Here are the exact words of the mother-in-chief:
What I’m hearing, which is sort of scary, is they all want to stay in Texas. Everybody is so overwhelmed by the hospitality.
And so many of the people in the arena here, you know, were underprivileged anyway, so this . . . this [she chuckles slightly] is working very well for them.
What’s the word they use in Borough Park?
Shanda?
That’s it. Shame.
There are many ways to be dispossessed—hurricanes, wars, poverty—and of course disease, the great disrupter, mercurial and unsparing as weather. In modern society we rely on complex systems to protect us when the winds sweep in, when planes attack, when we can’t pay the rent, when we fall ill. At Maimonides the desire to take responsibility was great, to provide a safety net for people who were sick, but the system was overloaded. Sometimes people fell through the holes, despite the best of intentions.
Dr. Gregory Todd and a patient called Mr. Zen arrived on Gellman 7, a general-medicine floor, within a week of each other, in August 2005, a week or two before the levees broke in New Orleans. Although Todd was the older of the two, his arrival marked a new beginning, while Zen was at the beginning of the end.
Zen was one of Todd’s first patients after he became a member of the hospital’s in-house staff of salaried physicians, called “hospitalists,” who treat patients only while they are in the hospital. This type of medical practice had grown significantly in the past decade, as insurance paperwork and malpractice costs have made private practice less and less appealing for primary-care doctors. Also, the hospital job required a more limited commitment: regular hours and patients whose demands would become someone else’s problem once they were discharged.
Todd had grown up in Henderson, Kentucky, a small city on the Ohio River, onetime home of John James Audubon, the wildlife artist. Todd became a lawyer and came to New York to work in securities law, for an investment banking firm. At the age of forty, he decided to become a physician. By the time he completed his training at Maimonides, and then was hired as full-time faculty and met Zen, Todd was forty-nine years old. Along the way he had become a Buddhist. Zen was an atheist, but he indulged his doctor’s enthusiasm for Buddhism and discussed it with him, as far as the patient’s English would allow.

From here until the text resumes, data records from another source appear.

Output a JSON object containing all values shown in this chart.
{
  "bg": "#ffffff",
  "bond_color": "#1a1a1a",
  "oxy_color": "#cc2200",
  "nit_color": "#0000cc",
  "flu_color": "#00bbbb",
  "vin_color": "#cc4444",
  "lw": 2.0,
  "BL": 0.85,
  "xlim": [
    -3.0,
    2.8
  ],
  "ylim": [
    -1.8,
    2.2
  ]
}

Hard cases, including a sizable number of patients subsisting on ventilators, went to Gellman 7. Todd was not sanguine about his patient’s prospects. “My biggest concern with him was his unwillingness to come to grips with his diagnosis,” he said. “It was the scariest thing for me, because I knew the outcome of this. It was never going to get better; it was only going to get worse. When I met him, the tumor was already too big to be surgically removed. Urology had said it would probably kill him to remove this tumor. Sarcomas do not respond well to chemo or to radiation, and this we proved.”
Todd cared for Zen through an entire chemotherapy regime plus twenty-eight cycles of radiation therapy. “There’s a fine line between acknowledging you’re never going to cure the cancer versus getting the cancer to remit to a stage where someone can continue to have a pleasant life for a period of time,” said Todd. “We were trying to extend the comfort of his life, though ultimately the finality would be determined by the tumor, and everyone collectively sort of knew that. No one held out false promises for him, and everyone was very clear about what they were doing, but I’m not sure he interpreted it that way, even though that’s what he was told. Hope and faith are powerful things, and to a certain extent you don’t like to get in the way of them, because they do keep the person motivated and their spirits strong.”
One day I asked Chris Kam, the social worker assigned to the case, how to spell Zen’s name, as it appeared in various ways throughout his medical record, a voluminous stack of notations contained in a thick binder. Only the emergency room was fully computerized.
“However you want,” Kam said, then lifted a dark eyebrow as he added, with a smile that wasn’t a smile, “That may not be a correct name, of course.”